Additives Allowed in the U.S. but Banned Elsewhere

Several ingredients permitted in American food have been restricted or banned in the European Union and other countries. Titanium dioxide, a whitening agent found in candies like Skittles and Starburst as well as baked goods, soups, and sauces, was banned in Europe in 2022 after studies showed it to be genotoxic, meaning it can damage DNA. Potassium bromate, used as a dough strengthener in bread, has been banned in most countries worldwide but remains legal in the United States and Japan. Azodicarbonamide, a whitening agent and dough conditioner in packaged baked goods, is banned in Europe despite typically appearing at small concentrations of 45 parts per million in dough.

Synthetic food dyes have faced increasing pushback as well. The FDA banned Red Dye No. 3 in January 2025. California moved earlier, banning Red Dye No. 3 in 2023 and then in 2024 prohibiting six additional dyes from school foods, including Red No. 40, Yellow No. 5, Yellow No. 6, Blue No. 1, Blue No. 2, and Green No. 3.

Trans Fats: Mostly Gone, Not Entirely

Artificial trans fats, created through a process called partial hydrogenation, were formally removed from the U.S. food supply as of December 2023, when the FDA’s final rule revoking all approved uses of partially hydrogenated oils took effect. The phase-out began with a 2015 determination and gave manufacturers until January 2021 to reformulate their products. Trans fat won’t disappear completely from food labels, though, because it occurs naturally in small amounts in meat and dairy products and at trace levels in some cooking oils.

Pesticide Residues on Produce

Fresh fruits and vegetables carry varying levels of pesticide residue even after washing.

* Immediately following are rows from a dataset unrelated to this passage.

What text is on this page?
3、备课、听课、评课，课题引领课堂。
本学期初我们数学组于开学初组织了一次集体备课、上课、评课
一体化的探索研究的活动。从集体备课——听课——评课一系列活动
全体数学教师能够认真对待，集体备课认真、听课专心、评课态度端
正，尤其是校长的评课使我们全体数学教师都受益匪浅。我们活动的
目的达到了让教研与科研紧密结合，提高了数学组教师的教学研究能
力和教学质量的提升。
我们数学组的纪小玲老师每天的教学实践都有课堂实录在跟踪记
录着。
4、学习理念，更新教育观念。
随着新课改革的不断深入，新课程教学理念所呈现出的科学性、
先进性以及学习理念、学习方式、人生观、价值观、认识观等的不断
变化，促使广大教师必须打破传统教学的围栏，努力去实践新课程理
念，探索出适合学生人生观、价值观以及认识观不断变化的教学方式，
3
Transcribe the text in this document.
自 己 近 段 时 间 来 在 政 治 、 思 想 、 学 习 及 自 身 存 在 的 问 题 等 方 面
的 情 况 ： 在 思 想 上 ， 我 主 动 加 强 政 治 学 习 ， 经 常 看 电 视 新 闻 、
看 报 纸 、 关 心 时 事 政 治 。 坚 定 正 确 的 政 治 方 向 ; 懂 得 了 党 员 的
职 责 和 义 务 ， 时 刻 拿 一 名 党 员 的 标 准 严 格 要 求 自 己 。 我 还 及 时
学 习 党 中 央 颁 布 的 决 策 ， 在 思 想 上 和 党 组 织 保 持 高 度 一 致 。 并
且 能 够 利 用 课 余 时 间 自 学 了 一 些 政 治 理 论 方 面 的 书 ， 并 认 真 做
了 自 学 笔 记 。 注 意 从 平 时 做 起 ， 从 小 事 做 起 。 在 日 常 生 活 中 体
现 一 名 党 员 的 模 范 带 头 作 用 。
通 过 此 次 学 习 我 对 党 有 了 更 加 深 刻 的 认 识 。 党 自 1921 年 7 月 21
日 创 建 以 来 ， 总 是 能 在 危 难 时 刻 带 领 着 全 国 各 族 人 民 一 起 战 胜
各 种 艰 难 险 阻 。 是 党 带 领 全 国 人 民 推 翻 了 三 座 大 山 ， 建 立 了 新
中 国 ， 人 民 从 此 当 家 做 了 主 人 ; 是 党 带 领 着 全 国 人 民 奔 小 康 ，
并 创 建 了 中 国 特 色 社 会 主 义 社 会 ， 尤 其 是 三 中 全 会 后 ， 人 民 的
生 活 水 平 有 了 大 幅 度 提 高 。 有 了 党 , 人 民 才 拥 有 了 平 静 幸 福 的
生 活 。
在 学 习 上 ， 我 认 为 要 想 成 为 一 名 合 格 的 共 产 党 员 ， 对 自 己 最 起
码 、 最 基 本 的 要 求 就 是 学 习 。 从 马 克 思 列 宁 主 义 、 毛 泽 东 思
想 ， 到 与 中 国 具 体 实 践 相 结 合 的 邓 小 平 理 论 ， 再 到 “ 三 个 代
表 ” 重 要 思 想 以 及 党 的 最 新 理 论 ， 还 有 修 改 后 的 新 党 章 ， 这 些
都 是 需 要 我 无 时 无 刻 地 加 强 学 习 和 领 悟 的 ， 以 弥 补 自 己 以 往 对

An analysis of over 47,500 samples of 46 types of nonorganic produce found traces of 254 different pesticides across the board. Strawberries, spinach, kale, peaches, pears, nectarines, apples, bell peppers, hot peppers, cherries, blueberries, and green beans consistently ranked as the most contaminated, a grouping the Environmental Working Group calls the “Dirty Dozen.”

Two fungicides dominated the findings. Fludioxonil appeared on 90 percent of peach samples and nearly 30 percent of all Dirty Dozen samples. Pyrimethanil was detected on 65 percent of pears, 30 percent of apples, 27 percent of grapes, 26 percent of strawberries, and 24 percent of nectarines. Choosing organic for these specific items, or at minimum washing produce thoroughly under running water, can reduce your exposure where it’s highest.

Fortified Vitamins and Absorption

Many packaged foods are fortified with synthetic vitamins, from the folic acid in breakfast cereal to the vitamin D in milk. These added nutrients aren’t always absorbed the same way as their natural counterparts. In a randomized, double-blind crossover study of 30 healthy adults, participants took either natural B vitamins derived from quinoa seedlings or synthetic versions at about 2.5 times the recommended daily allowance for six weeks. Both forms raised blood levels of B vitamins during the first supplementation period. But in the second period, the natural form continued to elevate levels of most B vitamins measured, while the synthetic form only produced significant additional increases for B2 and B12. Natural B9 (folate) raised serum levels by 86 percent, while synthetic folic acid raised them by 153 percent initially, but that sharp spike didn’t sustain the same way during the second round of supplementation.

This doesn’t mean fortified foods are useless. For many people, they’re a practical way to prevent deficiencies. But whole food sources of vitamins tend to come with cofactors, fiber, and other compounds that support steady, sustained absorption in ways that synthetic additions to processed food may not fully replicate.